Modern AI applications increasingly adopt dependency-intensive execution patterns, where requests trigger multi-stage pipelines composed of interconnected models, operators, and external tools. Unlike traditional single-model inference, such applications form complex task graphs whose critical paths, variable arrival patterns, and heterogeneous resource requirements make it fundamentally difficult to provide predictable performance under strict Service-Level Objectives (SLOs). Existing serving systems primarily focus on optimizing standalone model inference or homogeneous operator batches, but they overlook the end-to-end dependencies that shape queueing delays, batching opportunities, and GPU resource contention. As a result, they often fail to meet latency targets when requests interact through shared components or when upstream decisions affect downstream execution.

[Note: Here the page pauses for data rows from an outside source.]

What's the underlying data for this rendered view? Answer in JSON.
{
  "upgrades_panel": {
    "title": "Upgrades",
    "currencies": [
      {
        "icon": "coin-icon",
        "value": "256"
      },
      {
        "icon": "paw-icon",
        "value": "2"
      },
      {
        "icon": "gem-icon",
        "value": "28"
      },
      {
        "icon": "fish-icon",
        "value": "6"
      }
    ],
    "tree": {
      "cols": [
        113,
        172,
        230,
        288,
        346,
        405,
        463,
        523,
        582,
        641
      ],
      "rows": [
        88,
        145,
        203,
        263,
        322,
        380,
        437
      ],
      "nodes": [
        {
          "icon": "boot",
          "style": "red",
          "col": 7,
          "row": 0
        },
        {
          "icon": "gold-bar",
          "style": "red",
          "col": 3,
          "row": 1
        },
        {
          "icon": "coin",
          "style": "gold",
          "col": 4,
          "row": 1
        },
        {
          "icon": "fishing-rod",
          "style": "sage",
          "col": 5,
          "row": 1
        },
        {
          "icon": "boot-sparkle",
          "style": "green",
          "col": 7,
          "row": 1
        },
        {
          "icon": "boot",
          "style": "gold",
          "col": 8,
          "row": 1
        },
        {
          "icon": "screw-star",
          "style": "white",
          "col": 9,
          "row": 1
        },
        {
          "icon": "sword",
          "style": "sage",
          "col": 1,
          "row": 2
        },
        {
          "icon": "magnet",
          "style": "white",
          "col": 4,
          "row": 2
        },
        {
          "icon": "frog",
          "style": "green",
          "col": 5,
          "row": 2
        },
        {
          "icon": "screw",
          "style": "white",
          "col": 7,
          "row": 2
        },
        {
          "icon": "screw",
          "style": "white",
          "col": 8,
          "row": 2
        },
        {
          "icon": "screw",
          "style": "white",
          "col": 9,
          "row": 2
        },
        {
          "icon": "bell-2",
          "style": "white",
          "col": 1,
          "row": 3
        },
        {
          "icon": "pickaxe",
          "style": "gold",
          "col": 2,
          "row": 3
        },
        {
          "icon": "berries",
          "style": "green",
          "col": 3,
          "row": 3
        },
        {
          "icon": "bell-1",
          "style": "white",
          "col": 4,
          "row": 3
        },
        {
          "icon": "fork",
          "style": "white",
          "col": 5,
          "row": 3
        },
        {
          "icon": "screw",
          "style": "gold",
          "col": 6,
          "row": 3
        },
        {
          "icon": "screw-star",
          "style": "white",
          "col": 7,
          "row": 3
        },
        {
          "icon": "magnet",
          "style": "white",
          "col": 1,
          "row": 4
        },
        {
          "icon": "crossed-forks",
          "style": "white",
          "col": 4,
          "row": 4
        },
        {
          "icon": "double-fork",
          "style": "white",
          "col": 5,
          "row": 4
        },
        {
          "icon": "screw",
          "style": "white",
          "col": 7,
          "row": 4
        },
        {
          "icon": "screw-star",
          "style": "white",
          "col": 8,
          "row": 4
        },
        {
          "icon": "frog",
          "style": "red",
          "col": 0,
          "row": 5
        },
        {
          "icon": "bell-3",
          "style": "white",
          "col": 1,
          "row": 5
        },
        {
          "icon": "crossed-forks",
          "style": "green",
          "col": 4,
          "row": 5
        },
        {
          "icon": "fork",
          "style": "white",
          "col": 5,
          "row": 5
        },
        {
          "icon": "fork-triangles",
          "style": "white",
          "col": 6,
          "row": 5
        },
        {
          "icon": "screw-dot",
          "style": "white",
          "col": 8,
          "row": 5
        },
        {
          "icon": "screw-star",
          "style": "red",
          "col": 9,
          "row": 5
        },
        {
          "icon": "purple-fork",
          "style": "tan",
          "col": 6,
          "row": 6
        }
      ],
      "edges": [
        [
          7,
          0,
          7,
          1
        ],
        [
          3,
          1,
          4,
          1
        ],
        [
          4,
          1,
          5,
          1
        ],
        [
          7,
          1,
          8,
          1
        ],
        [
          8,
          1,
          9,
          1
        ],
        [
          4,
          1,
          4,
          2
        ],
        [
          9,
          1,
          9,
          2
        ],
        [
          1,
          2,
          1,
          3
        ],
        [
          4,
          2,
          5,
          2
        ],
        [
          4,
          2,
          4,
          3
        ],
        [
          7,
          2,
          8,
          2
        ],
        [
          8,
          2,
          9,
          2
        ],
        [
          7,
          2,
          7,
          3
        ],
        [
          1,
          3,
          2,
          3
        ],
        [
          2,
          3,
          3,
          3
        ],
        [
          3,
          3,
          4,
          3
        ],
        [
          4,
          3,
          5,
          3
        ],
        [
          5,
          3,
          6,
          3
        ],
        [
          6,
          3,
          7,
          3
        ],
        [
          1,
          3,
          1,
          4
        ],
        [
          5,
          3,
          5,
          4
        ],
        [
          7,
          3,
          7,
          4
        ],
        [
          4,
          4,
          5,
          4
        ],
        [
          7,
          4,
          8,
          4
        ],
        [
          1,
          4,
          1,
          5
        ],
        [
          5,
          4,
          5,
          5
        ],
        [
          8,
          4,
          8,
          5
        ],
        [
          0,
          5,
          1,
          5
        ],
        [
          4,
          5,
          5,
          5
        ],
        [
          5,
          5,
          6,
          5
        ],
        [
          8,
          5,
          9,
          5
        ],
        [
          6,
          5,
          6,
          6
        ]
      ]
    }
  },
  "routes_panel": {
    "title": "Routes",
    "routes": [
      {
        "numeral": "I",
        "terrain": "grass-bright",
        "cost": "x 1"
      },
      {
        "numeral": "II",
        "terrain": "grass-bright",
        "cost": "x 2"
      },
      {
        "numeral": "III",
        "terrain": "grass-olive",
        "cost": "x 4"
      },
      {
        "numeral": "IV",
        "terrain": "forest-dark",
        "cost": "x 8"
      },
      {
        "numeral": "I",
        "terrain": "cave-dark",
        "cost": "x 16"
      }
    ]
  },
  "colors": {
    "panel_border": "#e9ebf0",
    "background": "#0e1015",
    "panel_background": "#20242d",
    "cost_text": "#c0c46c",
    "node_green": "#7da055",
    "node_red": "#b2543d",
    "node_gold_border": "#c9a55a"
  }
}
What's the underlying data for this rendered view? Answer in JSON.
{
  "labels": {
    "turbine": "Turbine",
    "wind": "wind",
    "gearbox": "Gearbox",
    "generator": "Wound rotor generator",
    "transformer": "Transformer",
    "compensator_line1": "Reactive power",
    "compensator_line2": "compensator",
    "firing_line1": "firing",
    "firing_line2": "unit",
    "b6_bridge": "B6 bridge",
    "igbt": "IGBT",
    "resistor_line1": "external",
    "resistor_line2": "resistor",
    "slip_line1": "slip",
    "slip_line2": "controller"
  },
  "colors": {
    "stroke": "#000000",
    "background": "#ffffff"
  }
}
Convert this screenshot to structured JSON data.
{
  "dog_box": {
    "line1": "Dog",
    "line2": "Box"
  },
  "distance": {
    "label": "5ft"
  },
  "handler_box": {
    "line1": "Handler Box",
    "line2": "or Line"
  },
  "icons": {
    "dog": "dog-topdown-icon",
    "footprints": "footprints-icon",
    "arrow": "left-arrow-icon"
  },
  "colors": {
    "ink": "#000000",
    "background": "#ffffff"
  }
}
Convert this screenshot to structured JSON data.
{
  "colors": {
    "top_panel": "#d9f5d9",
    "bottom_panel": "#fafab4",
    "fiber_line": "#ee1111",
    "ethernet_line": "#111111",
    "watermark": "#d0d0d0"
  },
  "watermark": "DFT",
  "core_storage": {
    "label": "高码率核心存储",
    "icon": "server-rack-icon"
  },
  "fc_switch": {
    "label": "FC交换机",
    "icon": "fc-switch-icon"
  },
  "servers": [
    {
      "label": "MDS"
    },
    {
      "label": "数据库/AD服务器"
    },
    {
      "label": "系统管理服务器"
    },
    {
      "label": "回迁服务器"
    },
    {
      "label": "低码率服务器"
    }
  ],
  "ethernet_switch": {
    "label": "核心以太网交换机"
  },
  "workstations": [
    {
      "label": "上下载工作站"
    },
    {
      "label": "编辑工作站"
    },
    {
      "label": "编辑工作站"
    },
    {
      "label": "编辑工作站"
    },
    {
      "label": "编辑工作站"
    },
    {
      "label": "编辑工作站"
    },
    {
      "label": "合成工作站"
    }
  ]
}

This thesis proposal seeks to develop a unified framework for SLO-aware serving of dependency-intensive applications, combining graph-based workload modeling with adaptive scheduling mechanisms. The key idea is to jointly reason about dependency propagation, batching flexibility, execution deadlines, and GPU resource allocation, enabling the serving system to make globally informed decisions rather than isolated per-operator optimizations. This proposal explores three complementary directions: (1) Dependency-aware batching, which dynamically selects batching boundaries and batch sizes based on SLO slack and graph structure; (2) SLO-guided scheduling and resource allocation, which assigns GPU streams, SM shares, and execution priorities according to critical-path urgency; and (3) Graph-level admission and shaping policies, which reshape request arrival patterns to reduce tail latency while preserving throughput. By combining formal models, algorithm design, and system implementation, this work aims to deliver a serving framework that maintains high throughput while providing predictable SLO satisfaction for complex, multi-stage AI applications. The resulting system will help bridge the gap between the increasing structural complexity of AI applications and the need for reliable, efficient, and cost-effective deployment at scale.

TPE Committee

Chair of Committee: Prof. TANG, Nan

Prime Supervisor: Prof. WEN, Zeyi

Co-Supervisor: Prof. CHEN, Xinyu

Examiner: Prof. XIE, Zeke

Date

10 December 2025

Time

11:00:00 - 12:00:00

Location

E3-201 (HKUST-GZ)